A particle with mass \(m\) and charge \(q\) is moving within both an electric field and a magnetic field, \(\vec{E}\) and \(\vec{B}\). The particle has velocity \(\vec{v}\), momentum \(\vec{p}\), and kinetic energy, \(K\). Find general expressions for \(d \vec{p} / d t\) and \(d K / d t\), in terms of these seven quantities.

Short answer

Question: Express the rate of change of momentum and the rate of change of kinetic energy of a charged particle in terms of its mass (m), charge (q), electric field (E), magnetic field (B), and velocity (v). Answer: The rate of change of momentum (d𝑝/dt) and the rate of change of kinetic energy (dK/dt) are given by: d𝑝/dt = q(E + v × B) dK/dt = v⋅q(E + v × B)

Step-by-step solution

Calculate the rate of change of momentum#

To find the rate of change of momentum, we will use the Lorentz force equation. The Lorentz force acting on the particle when it is exposed to both electric and magnetic fields is given by: \[ \vec{F} = q(\vec{E} + \vec{v} \times \vec{B})\] Since \(\vec{F} = \dfrac{d\vec{p}}{dt}\), then we can write the expression for \(d\vec{p}/dt\) as follows: \[\frac{d\vec{p}}{dt} = q(\vec{E} + \vec{v} \times \vec{B})\]

Calculate the rate of change of kinetic energy#

To find the rate of change of kinetic energy, we first recall the expression for kinetic energy: \(K = \dfrac{1}{2}mv^2\).
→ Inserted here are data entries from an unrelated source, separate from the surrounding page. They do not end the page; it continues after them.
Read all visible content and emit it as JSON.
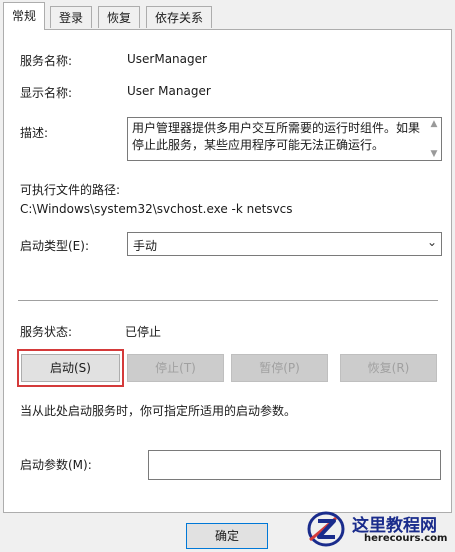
{
  "tabs": [
    "常规",
    "登录",
    "恢复",
    "依存关系"
  ],
  "general": {
    "service_name_label": "服务名称:",
    "service_name": "UserManager",
    "display_name_label": "显示名称:",
    "display_name": "User Manager",
    "description_label": "描述:",
    "description": "用户管理器提供多用户交互所需要的运行时组件。如果停止此服务，某些应用程序可能无法正确运行。",
    "path_label": "可执行文件的路径:",
    "path": "C:\\Windows\\system32\\svchost.exe -k netsvcs",
    "startup_type_label": "启动类型(E):",
    "startup_type": "手动",
    "status_label": "服务状态:",
    "status": "已停止",
    "buttons": {
      "start": "启动(S)",
      "stop": "停止(T)",
      "pause": "暂停(P)",
      "resume": "恢复(R)"
    },
    "hint": "当从此处启动服务时，你可指定所适用的启动参数。",
    "params_label": "启动参数(M):",
    "params_value": ""
  },
  "footer": {
    "ok": "确定"
  },
  "watermark": {
    "title": "这里教程网",
    "url": "herecours.com"
  },
  "colors": {
    "highlight": "#d43a3a",
    "logo": "#1a2c8c",
    "focus": "#0078d7"
  }
}
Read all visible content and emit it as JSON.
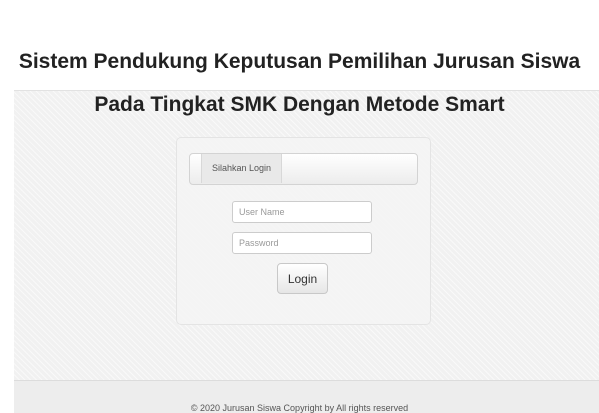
{
  "header": {
    "title_line_1": "Sistem Pendukung Keputusan Pemilihan Jurusan Siswa",
    "title_line_2": "Pada Tingkat SMK Dengan Metode Smart"
  },
  "login": {
    "tab_label": "Silahkan Login",
    "username_placeholder": "User Name",
    "password_placeholder": "Password",
    "button_label": "Login"
  },
  "footer": {
    "text": "© 2020 Jurusan Siswa   Copyright by      All rights reserved"
  }
}
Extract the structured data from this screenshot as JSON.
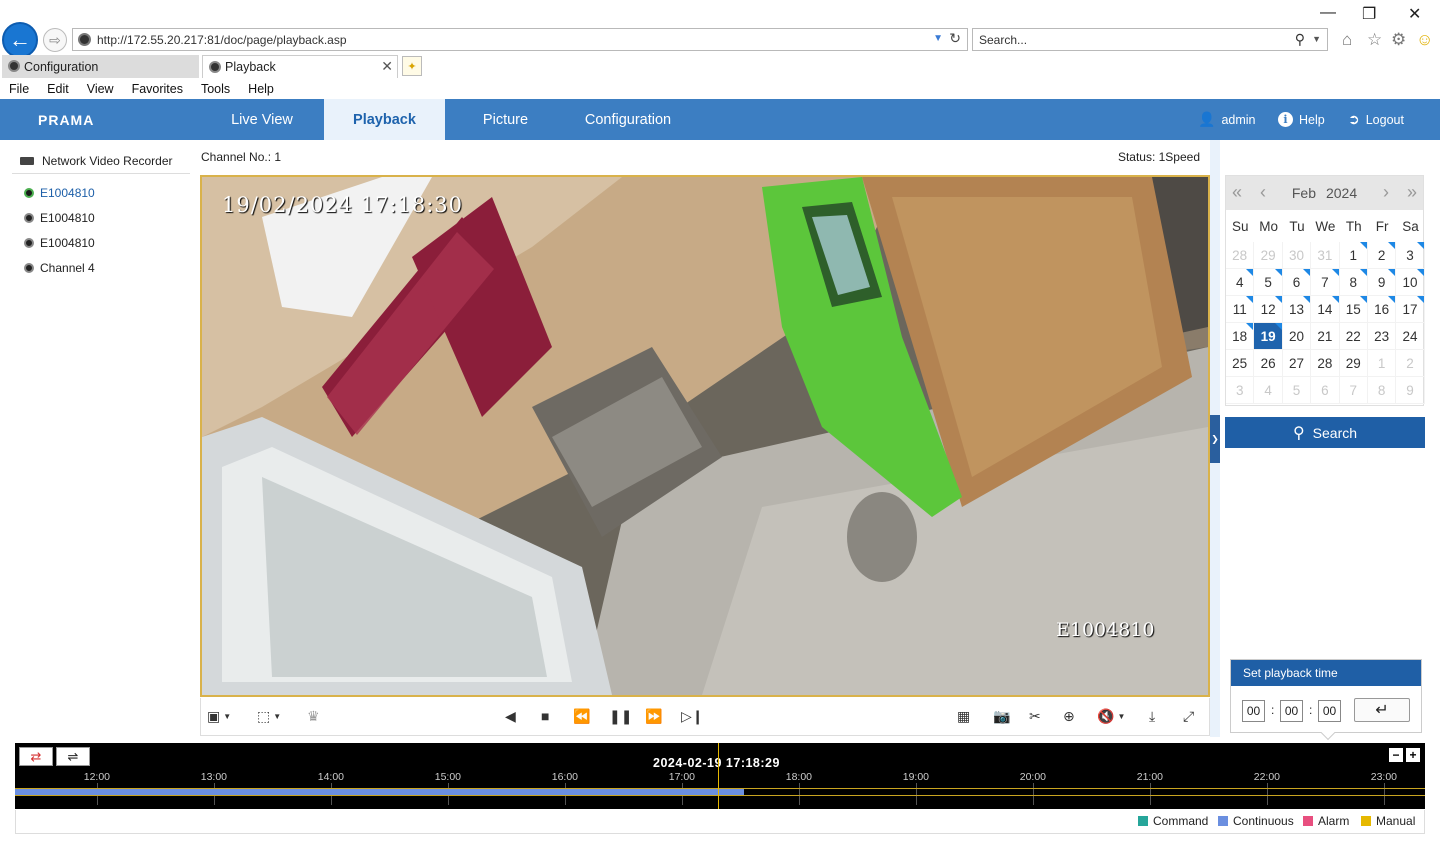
{
  "browser": {
    "url": "http://172.55.20.217:81/doc/page/playback.asp",
    "search_placeholder": "Search...",
    "tabs": [
      {
        "label": "Configuration"
      },
      {
        "label": "Playback"
      }
    ],
    "menu": [
      "File",
      "Edit",
      "View",
      "Favorites",
      "Tools",
      "Help"
    ]
  },
  "app": {
    "logo": "PRAMA",
    "nav": [
      "Live View",
      "Playback",
      "Picture",
      "Configuration"
    ],
    "active_nav": "Playback",
    "user": "admin",
    "help": "Help",
    "logout": "Logout"
  },
  "tree": {
    "root": "Network Video Recorder",
    "channels": [
      "E1004810",
      "E1004810",
      "E1004810",
      "Channel 4"
    ],
    "selected_index": 0
  },
  "player": {
    "channel_label": "Channel No.: 1",
    "status_label": "Status: 1Speed",
    "osd_time": "19/02/2024  17:18:30",
    "osd_name": "E1004810"
  },
  "calendar": {
    "month": "Feb",
    "year": "2024",
    "weekdays": [
      "Su",
      "Mo",
      "Tu",
      "We",
      "Th",
      "Fr",
      "Sa"
    ],
    "days": [
      {
        "d": "28",
        "o": true
      },
      {
        "d": "29",
        "o": true
      },
      {
        "d": "30",
        "o": true
      },
      {
        "d": "31",
        "o": true
      },
      {
        "d": "1",
        "r": true
      },
      {
        "d": "2",
        "r": true
      },
      {
        "d": "3",
        "r": true
      },
      {
        "d": "4",
        "r": true
      },
      {
        "d": "5",
        "r": true
      },
      {
        "d": "6",
        "r": true
      },
      {
        "d": "7",
        "r": true
      },
      {
        "d": "8",
        "r": true
      },
      {
        "d": "9",
        "r": true
      },
      {
        "d": "10",
        "r": true
      },
      {
        "d": "11",
        "r": true
      },
      {
        "d": "12",
        "r": true
      },
      {
        "d": "13",
        "r": true
      },
      {
        "d": "14",
        "r": true
      },
      {
        "d": "15",
        "r": true
      },
      {
        "d": "16",
        "r": true
      },
      {
        "d": "17",
        "r": true
      },
      {
        "d": "18",
        "r": true
      },
      {
        "d": "19",
        "r": true,
        "s": true
      },
      {
        "d": "20"
      },
      {
        "d": "21"
      },
      {
        "d": "22"
      },
      {
        "d": "23"
      },
      {
        "d": "24"
      },
      {
        "d": "25"
      },
      {
        "d": "26"
      },
      {
        "d": "27"
      },
      {
        "d": "28"
      },
      {
        "d": "29"
      },
      {
        "d": "1",
        "o": true
      },
      {
        "d": "2",
        "o": true
      },
      {
        "d": "3",
        "o": true
      },
      {
        "d": "4",
        "o": true
      },
      {
        "d": "5",
        "o": true
      },
      {
        "d": "6",
        "o": true
      },
      {
        "d": "7",
        "o": true
      },
      {
        "d": "8",
        "o": true
      },
      {
        "d": "9",
        "o": true
      }
    ]
  },
  "search_button": "Search",
  "set_time": {
    "title": "Set playback time",
    "hh": "00",
    "mm": "00",
    "ss": "00"
  },
  "timeline": {
    "current": "2024-02-19 17:18:29",
    "hours": [
      "12:00",
      "13:00",
      "14:00",
      "15:00",
      "16:00",
      "17:00",
      "18:00",
      "19:00",
      "20:00",
      "21:00",
      "22:00",
      "23:00"
    ],
    "recording_until_hour": 17.53,
    "cursor_hour": 17.308
  },
  "legend": [
    {
      "label": "Command",
      "color": "#26a69a"
    },
    {
      "label": "Continuous",
      "color": "#6b8fe0"
    },
    {
      "label": "Alarm",
      "color": "#e84f7f"
    },
    {
      "label": "Manual",
      "color": "#e6b800"
    }
  ]
}
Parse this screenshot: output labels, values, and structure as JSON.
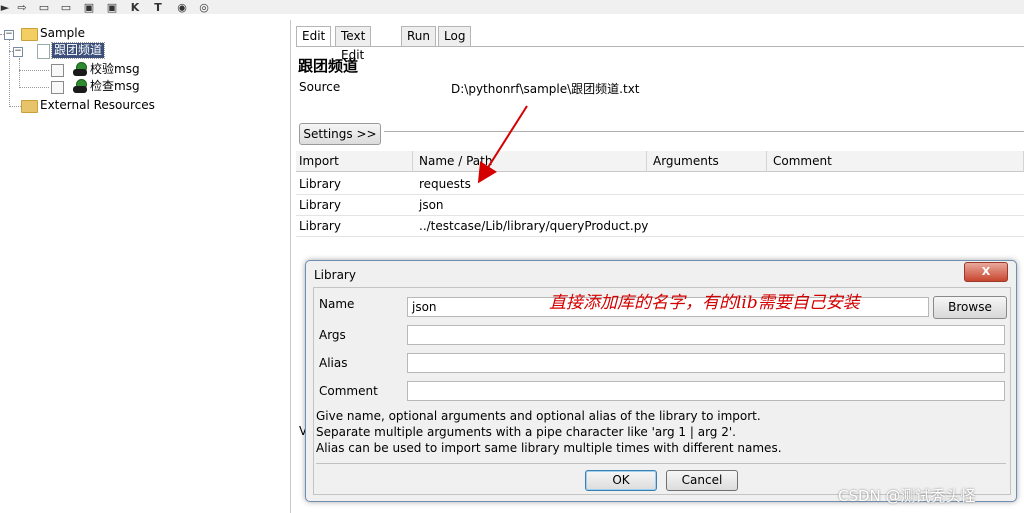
{
  "tree": {
    "root": "Sample",
    "suite": "跟团频道",
    "keywords": [
      "校验msg",
      "检查msg"
    ],
    "external": "External Resources"
  },
  "tabs": [
    "Edit",
    "Text Edit",
    "Run",
    "Log"
  ],
  "panel": {
    "title": "跟团频道",
    "source_label": "Source",
    "source_value": "D:\\pythonrf\\sample\\跟团频道.txt",
    "settings_label": "Settings >>"
  },
  "table": {
    "headers": [
      "Import",
      "Name / Path",
      "Arguments",
      "Comment"
    ],
    "rows": [
      [
        "Library",
        "requests",
        "",
        ""
      ],
      [
        "Library",
        "json",
        "",
        ""
      ],
      [
        "Library",
        "../testcase/Lib/library/queryProduct.py",
        "",
        ""
      ]
    ]
  },
  "dialog": {
    "title": "Library",
    "close": "X",
    "fields": {
      "name_label": "Name",
      "name_value": "json",
      "args_label": "Args",
      "alias_label": "Alias",
      "comment_label": "Comment"
    },
    "browse": "Browse",
    "help": [
      "Give name, optional arguments and optional alias of the library to import.",
      "Separate multiple arguments with a pipe character like 'arg 1 | arg 2'.",
      "Alias can be used to import same library multiple times with different names."
    ],
    "ok": "OK",
    "cancel": "Cancel"
  },
  "annotation": "直接添加库的名字，有的lib需要自己安装",
  "watermark": "CSDN @测试秃头怪",
  "fragment": "V",
  "toolbar": {
    "k": "K",
    "t": "T"
  },
  "colors": {
    "accent": "#d40000",
    "selection": "#3b4f7a"
  }
}
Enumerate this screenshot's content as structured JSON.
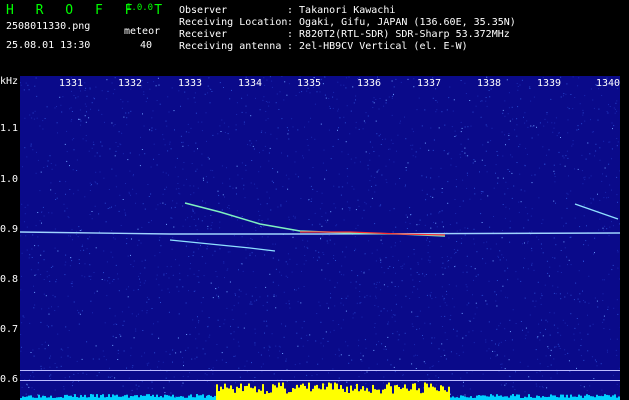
{
  "header": {
    "brand": "H R O F F T",
    "version": "1.0.0",
    "file_name": "2508011330.png",
    "datetime": "25.08.01 13:30",
    "meteor_label": "meteor",
    "meteor_count": "40",
    "info": [
      {
        "key": "Observer",
        "value": ": Takanori Kawachi"
      },
      {
        "key": "Receiving Location",
        "value": ": Ogaki, Gifu, JAPAN (136.60E, 35.35N)"
      },
      {
        "key": "Receiver",
        "value": ": R820T2(RTL-SDR) SDR-Sharp 53.372MHz"
      },
      {
        "key": "Receiving antenna",
        "value": ": 2el-HB9CV Vertical (el. E-W)"
      }
    ]
  },
  "axes": {
    "y_unit": "kHz",
    "x_ticks": [
      "1331",
      "1332",
      "1333",
      "1334",
      "1335",
      "1336",
      "1337",
      "1338",
      "1339",
      "1340"
    ],
    "y_ticks": [
      "1.1",
      "1.0",
      "0.9",
      "0.8",
      "0.7",
      "0.6"
    ]
  },
  "colors": {
    "background": "#0a0a8a",
    "brand": "#00ff00",
    "carrier": "#9fd4ff",
    "echo_hot": "#ff3030",
    "graph_fill": "#ffff00",
    "graph_base": "#00d0ff"
  }
}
Next, we need to find the derivative of \(K\) with respect to time \(t\). We have: \[dK = m\vec{v}\cdot d\vec{v}\] Dividing both sides by \(dt\) gives us: \[\frac{dK}{dt} = m\vec{v}\cdot\frac{d\vec{v}}{dt}\] Recall that force \(\vec{F}\) is related to mass \(m\) and acceleration \(\vec{a} = d\vec{v}/dt\) as \(\vec{F} = m\vec{a}\). From Step 1, we can write \(\vec{F}\) in terms of given quantities. Thus, we can write the rate of change of kinetic energy as follows: \[\frac{dK}{dt} = \vec{v}\cdot q(\vec{E} + \vec{v} \times \vec{B})\] In conclusion, we have expressed the rate of change of momentum and the rate of change of kinetic energy as follows: \[\frac{d\vec{p}}{dt} = q(\vec{E} + \vec{v} \times \vec{B})\] \[\frac{dK}{dt} = \vec{v}\cdot q(\vec{E} + \vec{v} \times \vec{B})\]